Luisa lo sa molto bene.
La parola
Ignoro, come sia avvenuto e quando, l’incontro tra i versi di Emily Dickinson e i sentimenti di Luisa Lanarca.
La frequentazione delle scrittrici Perla Cacciaguerra, Mimma Pisani, Adele Cambrìa, Elena Gianini Belotti può averlo preparato.
La parola si era già affacciata alla mente di Luisa, che tuttavia aveva preferito non pronunciarla, ma lasciarla inconscia in un fitto groviglio di segni, come simulando un borbottio, o un rumore nel dialogo capovolto di buffi personaggi: due caffettiere napoletane.
Certo è che l’effetto avuto su un temperamento abituato a sottacere le proprie emozioni e a dissimulare i propri sentimenti è stato scatenante. Lo esprimono meglio di ogni altra cosa, i versi che l’artista con un lavoro di molti mesi ha scelto di tracciare per intero in due suoi lavori capitali eseguiti tre il 2024 e il 2025.
Lo spazio cominciò a rintoccare come se tutti i cieli fossero una campana.
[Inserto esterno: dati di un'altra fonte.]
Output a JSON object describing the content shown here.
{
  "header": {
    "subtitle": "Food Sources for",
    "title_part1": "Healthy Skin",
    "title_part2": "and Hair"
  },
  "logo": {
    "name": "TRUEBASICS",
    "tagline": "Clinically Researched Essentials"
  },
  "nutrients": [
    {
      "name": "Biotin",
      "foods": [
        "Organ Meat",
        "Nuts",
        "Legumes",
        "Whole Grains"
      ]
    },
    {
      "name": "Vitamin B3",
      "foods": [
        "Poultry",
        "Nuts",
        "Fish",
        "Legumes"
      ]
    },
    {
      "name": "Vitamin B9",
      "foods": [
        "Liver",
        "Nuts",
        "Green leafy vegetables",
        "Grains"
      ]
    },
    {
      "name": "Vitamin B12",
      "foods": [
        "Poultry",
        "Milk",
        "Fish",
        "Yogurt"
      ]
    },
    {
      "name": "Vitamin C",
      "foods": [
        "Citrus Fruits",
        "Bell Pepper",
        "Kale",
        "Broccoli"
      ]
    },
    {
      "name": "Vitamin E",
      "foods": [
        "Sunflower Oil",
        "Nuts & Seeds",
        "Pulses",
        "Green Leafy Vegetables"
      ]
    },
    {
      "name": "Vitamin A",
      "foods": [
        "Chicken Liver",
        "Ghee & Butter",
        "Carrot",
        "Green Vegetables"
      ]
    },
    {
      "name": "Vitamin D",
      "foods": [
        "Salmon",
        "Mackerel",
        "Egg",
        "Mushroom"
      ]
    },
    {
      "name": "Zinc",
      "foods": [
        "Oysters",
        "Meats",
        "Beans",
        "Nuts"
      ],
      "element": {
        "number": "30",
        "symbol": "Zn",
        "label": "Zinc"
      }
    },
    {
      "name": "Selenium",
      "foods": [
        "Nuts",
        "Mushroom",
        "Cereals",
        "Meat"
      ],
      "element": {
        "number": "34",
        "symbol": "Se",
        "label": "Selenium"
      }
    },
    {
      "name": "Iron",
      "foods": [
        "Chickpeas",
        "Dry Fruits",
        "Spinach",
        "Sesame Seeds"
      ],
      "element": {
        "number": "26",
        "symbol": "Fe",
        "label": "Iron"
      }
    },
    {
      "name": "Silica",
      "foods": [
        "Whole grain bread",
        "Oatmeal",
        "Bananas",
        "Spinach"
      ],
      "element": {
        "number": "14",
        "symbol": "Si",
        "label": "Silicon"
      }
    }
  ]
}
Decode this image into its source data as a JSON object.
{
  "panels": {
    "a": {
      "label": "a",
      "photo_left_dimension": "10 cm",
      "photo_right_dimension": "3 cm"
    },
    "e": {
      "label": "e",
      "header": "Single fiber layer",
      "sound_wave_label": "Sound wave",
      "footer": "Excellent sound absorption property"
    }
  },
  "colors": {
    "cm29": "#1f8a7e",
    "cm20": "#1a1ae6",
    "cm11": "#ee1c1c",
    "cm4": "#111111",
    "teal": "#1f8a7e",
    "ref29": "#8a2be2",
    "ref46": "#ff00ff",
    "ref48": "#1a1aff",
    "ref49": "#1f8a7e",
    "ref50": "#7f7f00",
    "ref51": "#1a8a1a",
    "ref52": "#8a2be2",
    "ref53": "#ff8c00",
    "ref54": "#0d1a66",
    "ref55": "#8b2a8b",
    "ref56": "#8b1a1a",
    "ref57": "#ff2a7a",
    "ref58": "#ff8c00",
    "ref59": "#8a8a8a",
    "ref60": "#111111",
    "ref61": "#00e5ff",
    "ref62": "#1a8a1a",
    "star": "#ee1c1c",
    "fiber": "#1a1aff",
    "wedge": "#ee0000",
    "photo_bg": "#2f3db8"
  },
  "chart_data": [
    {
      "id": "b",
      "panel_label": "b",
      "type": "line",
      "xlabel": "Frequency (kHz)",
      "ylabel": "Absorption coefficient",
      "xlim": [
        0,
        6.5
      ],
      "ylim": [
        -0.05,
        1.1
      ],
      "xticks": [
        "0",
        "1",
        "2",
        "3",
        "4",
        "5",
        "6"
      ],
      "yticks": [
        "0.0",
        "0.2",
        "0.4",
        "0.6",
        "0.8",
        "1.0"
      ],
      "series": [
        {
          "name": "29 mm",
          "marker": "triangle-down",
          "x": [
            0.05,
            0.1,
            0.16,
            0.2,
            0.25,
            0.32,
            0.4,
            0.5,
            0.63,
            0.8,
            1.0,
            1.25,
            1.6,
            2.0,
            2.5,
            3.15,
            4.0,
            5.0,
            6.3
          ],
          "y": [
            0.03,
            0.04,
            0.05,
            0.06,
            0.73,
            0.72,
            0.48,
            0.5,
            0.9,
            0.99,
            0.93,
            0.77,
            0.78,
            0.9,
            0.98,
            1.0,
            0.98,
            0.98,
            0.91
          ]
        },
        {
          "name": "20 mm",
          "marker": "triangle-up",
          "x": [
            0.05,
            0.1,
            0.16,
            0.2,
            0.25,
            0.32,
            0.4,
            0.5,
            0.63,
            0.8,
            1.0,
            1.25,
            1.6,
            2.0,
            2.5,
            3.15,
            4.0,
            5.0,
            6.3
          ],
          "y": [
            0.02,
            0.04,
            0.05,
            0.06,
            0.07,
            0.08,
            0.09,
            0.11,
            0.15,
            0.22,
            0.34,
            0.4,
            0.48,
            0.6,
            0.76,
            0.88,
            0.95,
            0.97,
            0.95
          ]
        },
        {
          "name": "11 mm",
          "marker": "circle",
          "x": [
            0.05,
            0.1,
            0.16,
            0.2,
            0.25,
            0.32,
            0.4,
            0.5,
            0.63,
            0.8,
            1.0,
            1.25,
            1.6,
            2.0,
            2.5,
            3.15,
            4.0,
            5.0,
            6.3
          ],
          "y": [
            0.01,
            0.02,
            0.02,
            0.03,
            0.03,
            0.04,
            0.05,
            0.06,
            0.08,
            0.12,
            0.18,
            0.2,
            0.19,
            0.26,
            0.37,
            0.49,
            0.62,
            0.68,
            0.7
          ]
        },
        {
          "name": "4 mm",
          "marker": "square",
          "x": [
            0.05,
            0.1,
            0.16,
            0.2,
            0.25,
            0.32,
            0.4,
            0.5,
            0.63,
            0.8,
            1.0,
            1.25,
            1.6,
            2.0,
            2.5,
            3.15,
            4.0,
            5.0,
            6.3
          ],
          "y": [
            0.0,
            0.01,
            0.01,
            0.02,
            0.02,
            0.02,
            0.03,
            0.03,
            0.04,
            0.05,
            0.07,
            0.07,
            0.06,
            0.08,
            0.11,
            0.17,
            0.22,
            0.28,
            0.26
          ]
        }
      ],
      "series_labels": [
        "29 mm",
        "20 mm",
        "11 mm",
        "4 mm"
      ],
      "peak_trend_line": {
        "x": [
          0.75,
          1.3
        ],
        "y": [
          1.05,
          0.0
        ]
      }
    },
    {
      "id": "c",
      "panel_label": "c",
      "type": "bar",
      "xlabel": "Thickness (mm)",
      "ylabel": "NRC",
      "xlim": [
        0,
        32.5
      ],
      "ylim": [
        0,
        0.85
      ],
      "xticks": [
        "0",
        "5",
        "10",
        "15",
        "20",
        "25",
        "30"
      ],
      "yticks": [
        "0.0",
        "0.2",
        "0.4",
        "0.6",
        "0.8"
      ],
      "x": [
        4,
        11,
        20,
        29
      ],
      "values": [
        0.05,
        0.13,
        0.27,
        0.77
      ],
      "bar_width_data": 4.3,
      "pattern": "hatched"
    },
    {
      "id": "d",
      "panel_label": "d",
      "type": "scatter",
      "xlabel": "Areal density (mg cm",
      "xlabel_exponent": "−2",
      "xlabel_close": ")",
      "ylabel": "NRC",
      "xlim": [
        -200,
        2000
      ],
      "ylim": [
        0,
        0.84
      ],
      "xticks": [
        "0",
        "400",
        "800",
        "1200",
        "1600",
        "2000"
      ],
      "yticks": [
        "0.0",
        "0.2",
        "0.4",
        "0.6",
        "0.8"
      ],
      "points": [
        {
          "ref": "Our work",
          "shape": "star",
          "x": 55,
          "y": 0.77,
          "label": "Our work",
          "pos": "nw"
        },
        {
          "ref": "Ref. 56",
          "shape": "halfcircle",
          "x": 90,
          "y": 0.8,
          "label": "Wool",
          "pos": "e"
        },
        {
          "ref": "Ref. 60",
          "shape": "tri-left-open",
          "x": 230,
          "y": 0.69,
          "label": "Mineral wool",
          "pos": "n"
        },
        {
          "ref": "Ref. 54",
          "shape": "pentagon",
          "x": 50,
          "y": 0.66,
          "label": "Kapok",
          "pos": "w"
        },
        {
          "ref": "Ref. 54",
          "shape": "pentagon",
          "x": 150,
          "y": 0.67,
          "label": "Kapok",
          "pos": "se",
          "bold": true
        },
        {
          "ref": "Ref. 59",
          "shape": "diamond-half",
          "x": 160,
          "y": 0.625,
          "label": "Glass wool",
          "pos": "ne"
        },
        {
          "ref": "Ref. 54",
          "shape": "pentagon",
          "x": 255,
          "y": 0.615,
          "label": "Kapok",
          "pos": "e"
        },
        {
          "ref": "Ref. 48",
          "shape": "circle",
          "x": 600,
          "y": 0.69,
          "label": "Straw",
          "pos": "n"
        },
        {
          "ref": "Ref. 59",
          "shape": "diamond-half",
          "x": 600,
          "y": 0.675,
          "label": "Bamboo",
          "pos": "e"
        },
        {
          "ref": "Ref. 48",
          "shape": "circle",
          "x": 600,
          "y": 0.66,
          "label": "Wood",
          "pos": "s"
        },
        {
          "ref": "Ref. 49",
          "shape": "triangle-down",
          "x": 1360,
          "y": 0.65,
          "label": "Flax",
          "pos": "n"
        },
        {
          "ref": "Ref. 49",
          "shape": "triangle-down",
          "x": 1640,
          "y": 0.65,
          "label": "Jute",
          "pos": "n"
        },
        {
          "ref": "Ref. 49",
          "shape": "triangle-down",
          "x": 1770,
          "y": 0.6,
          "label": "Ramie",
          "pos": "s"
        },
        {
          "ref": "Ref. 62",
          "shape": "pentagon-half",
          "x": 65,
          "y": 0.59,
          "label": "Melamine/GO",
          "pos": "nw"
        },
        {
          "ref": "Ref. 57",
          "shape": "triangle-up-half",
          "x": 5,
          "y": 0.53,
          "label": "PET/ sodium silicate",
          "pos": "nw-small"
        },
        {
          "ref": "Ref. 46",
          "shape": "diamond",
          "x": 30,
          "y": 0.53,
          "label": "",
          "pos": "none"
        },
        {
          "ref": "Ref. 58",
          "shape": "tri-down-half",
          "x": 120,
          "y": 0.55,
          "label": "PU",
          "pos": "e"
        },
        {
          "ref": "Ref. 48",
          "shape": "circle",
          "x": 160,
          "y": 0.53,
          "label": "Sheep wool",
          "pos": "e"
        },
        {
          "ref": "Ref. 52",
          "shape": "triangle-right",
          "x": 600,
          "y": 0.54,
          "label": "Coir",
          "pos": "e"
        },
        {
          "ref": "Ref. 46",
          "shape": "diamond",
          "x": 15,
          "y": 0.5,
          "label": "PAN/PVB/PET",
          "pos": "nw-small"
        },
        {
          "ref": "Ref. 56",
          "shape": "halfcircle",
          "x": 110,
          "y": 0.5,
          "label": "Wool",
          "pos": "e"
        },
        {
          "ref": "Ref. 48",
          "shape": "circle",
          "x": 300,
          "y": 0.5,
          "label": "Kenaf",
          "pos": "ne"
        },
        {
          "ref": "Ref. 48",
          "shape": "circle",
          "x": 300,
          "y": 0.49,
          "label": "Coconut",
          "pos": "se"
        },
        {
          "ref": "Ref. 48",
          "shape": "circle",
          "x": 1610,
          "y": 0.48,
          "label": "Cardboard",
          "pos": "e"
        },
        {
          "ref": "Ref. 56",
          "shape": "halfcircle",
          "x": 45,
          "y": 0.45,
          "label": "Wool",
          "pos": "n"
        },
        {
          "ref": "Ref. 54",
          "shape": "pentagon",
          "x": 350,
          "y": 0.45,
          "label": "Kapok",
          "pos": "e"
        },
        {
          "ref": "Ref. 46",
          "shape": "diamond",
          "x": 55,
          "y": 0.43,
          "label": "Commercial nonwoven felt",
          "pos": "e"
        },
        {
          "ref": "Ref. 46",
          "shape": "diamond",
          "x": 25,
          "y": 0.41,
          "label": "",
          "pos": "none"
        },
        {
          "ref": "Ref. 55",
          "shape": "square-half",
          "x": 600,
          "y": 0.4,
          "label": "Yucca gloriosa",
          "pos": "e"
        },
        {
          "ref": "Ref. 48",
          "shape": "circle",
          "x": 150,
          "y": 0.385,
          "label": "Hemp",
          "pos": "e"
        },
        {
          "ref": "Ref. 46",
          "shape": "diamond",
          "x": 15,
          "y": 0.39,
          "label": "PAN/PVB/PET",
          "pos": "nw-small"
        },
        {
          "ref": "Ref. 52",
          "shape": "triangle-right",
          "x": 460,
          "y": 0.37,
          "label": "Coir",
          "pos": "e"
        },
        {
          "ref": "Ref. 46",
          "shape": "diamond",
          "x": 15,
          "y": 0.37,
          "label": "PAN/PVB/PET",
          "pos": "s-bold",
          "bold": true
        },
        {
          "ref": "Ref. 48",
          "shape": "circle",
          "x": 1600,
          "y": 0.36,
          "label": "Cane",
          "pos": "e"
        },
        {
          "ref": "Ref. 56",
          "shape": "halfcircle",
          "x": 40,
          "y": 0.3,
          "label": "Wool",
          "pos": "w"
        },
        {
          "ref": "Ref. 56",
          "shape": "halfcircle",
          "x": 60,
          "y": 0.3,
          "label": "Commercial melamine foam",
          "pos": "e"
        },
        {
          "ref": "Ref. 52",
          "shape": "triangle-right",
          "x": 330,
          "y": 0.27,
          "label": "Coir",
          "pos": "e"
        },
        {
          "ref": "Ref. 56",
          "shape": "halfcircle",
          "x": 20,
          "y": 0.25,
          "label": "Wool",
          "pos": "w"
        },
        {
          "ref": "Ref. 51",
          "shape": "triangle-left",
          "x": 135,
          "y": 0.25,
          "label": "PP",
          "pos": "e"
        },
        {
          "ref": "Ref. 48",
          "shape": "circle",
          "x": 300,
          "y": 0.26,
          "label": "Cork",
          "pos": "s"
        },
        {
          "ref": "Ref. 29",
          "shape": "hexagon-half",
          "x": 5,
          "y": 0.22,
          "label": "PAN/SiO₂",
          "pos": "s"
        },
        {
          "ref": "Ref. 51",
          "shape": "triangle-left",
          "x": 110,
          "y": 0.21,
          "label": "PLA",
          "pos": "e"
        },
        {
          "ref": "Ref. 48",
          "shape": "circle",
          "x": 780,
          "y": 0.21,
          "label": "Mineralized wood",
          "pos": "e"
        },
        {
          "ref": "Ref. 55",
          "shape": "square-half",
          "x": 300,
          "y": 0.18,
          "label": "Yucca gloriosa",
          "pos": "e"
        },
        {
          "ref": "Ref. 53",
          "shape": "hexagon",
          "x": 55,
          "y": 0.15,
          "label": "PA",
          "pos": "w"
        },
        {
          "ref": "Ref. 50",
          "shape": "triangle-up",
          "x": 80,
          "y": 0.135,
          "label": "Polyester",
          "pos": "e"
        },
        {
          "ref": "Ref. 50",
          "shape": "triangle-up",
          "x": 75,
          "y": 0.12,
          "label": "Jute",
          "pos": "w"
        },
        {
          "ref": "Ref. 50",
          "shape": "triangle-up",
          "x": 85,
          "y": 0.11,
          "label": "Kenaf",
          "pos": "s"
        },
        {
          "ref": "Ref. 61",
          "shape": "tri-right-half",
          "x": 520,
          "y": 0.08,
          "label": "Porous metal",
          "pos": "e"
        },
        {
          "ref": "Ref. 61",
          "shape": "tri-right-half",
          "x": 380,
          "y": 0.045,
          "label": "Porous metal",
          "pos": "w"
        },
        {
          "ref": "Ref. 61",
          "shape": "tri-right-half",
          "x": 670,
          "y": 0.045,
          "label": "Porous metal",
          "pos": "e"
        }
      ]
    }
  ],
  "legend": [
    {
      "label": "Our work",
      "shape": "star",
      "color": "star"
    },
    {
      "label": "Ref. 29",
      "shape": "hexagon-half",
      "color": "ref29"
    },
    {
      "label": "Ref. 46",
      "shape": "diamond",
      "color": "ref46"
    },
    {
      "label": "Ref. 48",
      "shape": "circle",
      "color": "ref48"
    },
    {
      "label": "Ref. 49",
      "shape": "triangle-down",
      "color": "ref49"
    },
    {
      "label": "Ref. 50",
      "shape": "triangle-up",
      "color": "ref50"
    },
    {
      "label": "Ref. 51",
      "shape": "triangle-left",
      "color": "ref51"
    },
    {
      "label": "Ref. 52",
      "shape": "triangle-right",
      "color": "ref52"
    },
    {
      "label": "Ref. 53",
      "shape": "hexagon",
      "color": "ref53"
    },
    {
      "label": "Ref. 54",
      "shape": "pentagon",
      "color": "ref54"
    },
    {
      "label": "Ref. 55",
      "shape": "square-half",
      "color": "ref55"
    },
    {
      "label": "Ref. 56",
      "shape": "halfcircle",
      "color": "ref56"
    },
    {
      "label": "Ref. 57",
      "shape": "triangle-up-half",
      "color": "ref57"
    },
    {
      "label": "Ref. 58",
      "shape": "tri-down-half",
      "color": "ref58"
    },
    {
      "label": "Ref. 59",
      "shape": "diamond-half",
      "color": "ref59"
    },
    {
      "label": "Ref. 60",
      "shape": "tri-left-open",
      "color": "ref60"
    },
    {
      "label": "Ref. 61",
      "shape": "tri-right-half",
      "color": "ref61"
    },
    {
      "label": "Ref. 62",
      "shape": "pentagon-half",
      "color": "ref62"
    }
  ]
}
La mente parve traboccare.
Non si potrebbe essere più espliciti: è una sorta di rivelazione che esprime tutto il turbamento che questa comporta.
Portami il tramonto in una tazza: un’invocazione che nasce dalle fibre più interne dell’essere.
Dove l’ordine del nostro linguaggio razionale s’interrompe ecco che ogni opposizione cessa e che la parola ritrova il proprio senso vitale, la propria liberazione e pienezza.
Luisa Lanarca ha scelto che il filo, qui, non sia più “il filo del discorso” – il logos – ma quel ricongiungimento dell’essere che abbraccia anche l’irrazionale in un sussulto che fa tutt’uno con il proprio desiderio di vivere e di dischiudersi alla grazia della natura e del cosmo. Qui si ha la sintesi fra quella laboriosità – la tessitura – che è simile alla silenziosa preghiera da cui l’universo è tenuto insieme e la luce di quell’amore che è capace di attraversare ogni confine. E la parola poetica di Emily Dickinson, nella cui vita appartata quella di Luisa Lanarca si rispecchia, sembra capace di far giustizia di ogni suo silenzio.